Quelles conséquences pour l'humanité ? Le champ magnétique terrestre forme un bouclier qui protège la surface de la Terre du vent solaire, destructeur de la couche d'ozone qui filtre les rayons UV. Or, au moment des inversions et des excursions, l'intensité du champ magnétique terrestre est très instable et diminue dangereusement, ce qui peut occasionner des dégâts très graves : des mutations génétiques, par exemple, ainsi qu'une multiplication des cancers. Il est possible que la disparition de l'homme de Néandertal soit la conséquence de l'excursion de Laschamps (découverte en 1967 dans les roches volcaniques de cette petite localité située au pied du Puy-de-Dôme), qui s'est produite il y a 41 000 ans.

Quand aura lieu la prochaine inversion ? L'intensité du champ est actuellement très élevée, mais depuis 3000 ans, elle décroît régulièrement.
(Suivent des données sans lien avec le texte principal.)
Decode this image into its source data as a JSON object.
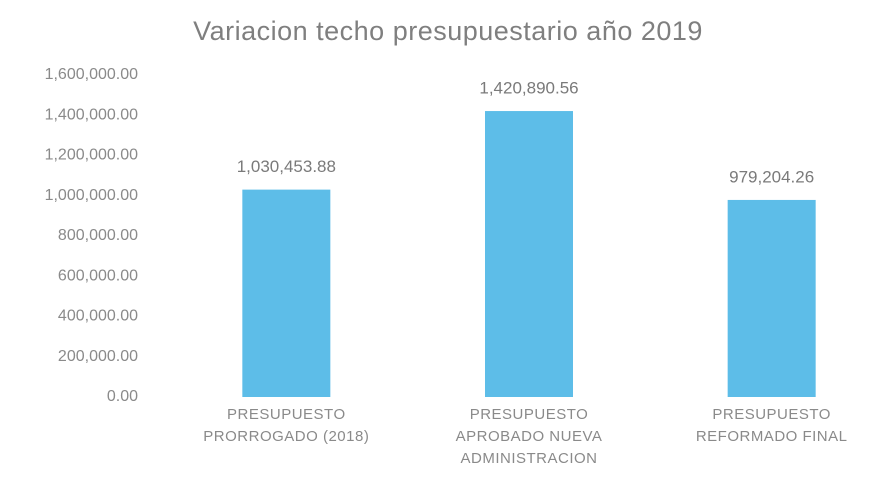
{
  "chart_data": {
    "type": "bar",
    "title": "Variacion techo presupuestario año 2019",
    "categories": [
      "PRESUPUESTO PRORROGADO (2018)",
      "PRESUPUESTO APROBADO NUEVA ADMINISTRACION",
      "PRESUPUESTO REFORMADO FINAL"
    ],
    "values": [
      1030453.88,
      1420890.56,
      979204.26
    ],
    "value_labels": [
      "1,030,453.88",
      "1,420,890.56",
      "979,204.26"
    ],
    "color": "#5dbde8",
    "ylim": [
      0,
      1600000
    ],
    "yticks": [
      {
        "value": 0,
        "label": "0.00"
      },
      {
        "value": 200000,
        "label": "200,000.00"
      },
      {
        "value": 400000,
        "label": "400,000.00"
      },
      {
        "value": 600000,
        "label": "600,000.00"
      },
      {
        "value": 800000,
        "label": "800,000.00"
      },
      {
        "value": 1000000,
        "label": "1,000,000.00"
      },
      {
        "value": 1200000,
        "label": "1,200,000.00"
      },
      {
        "value": 1400000,
        "label": "1,400,000.00"
      },
      {
        "value": 1600000,
        "label": "1,600,000.00"
      }
    ],
    "grid": false
  }
}
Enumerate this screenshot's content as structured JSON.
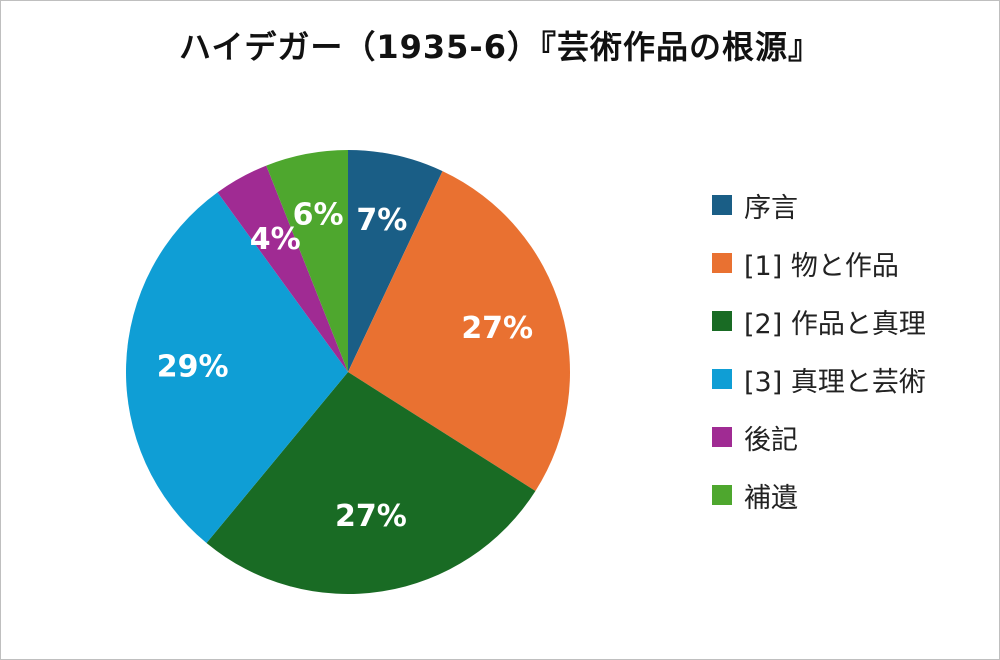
{
  "chart_data": {
    "type": "pie",
    "title": "ハイデガー（1935-6）『芸術作品の根源』",
    "start_angle_deg": 0,
    "direction": "clockwise",
    "slices": [
      {
        "label": "序言",
        "value": 7,
        "display": "7%",
        "color": "#1a5e86"
      },
      {
        "label": "[1] 物と作品",
        "value": 27,
        "display": "27%",
        "color": "#e97131"
      },
      {
        "label": "[2] 作品と真理",
        "value": 27,
        "display": "27%",
        "color": "#196b24"
      },
      {
        "label": "[3] 真理と芸術",
        "value": 29,
        "display": "29%",
        "color": "#0f9ed5"
      },
      {
        "label": "後記",
        "value": 4,
        "display": "4%",
        "color": "#a02b93"
      },
      {
        "label": "補遺",
        "value": 6,
        "display": "6%",
        "color": "#4ea72e"
      }
    ],
    "legend_position": "right"
  }
}
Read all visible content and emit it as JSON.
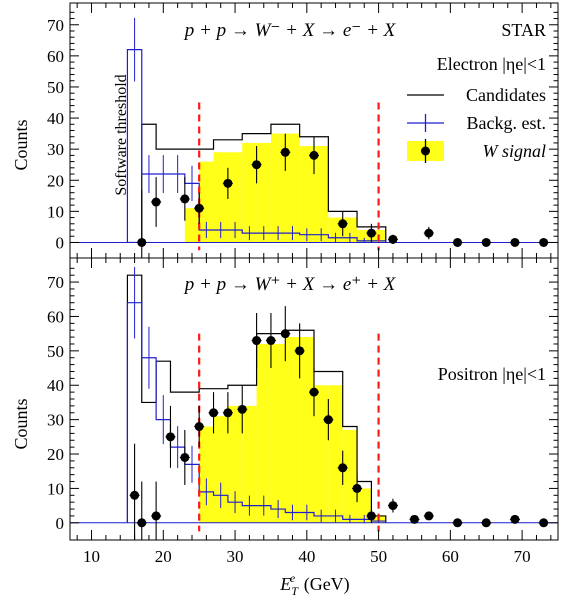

Si le rythme actuel se maintenait, une nouvelle inversion pourrait se produire dans 1500 ans environ ! Outre les conséquences pour les espèces vivantes, c'est tout le « monde » de l'électricité et de l'électronique qui serait également menacé. Mais, à cette échéance, l'homme trouvera les moyens de se protéger s'il n'a pas été englouti par la montée du niveau des océans.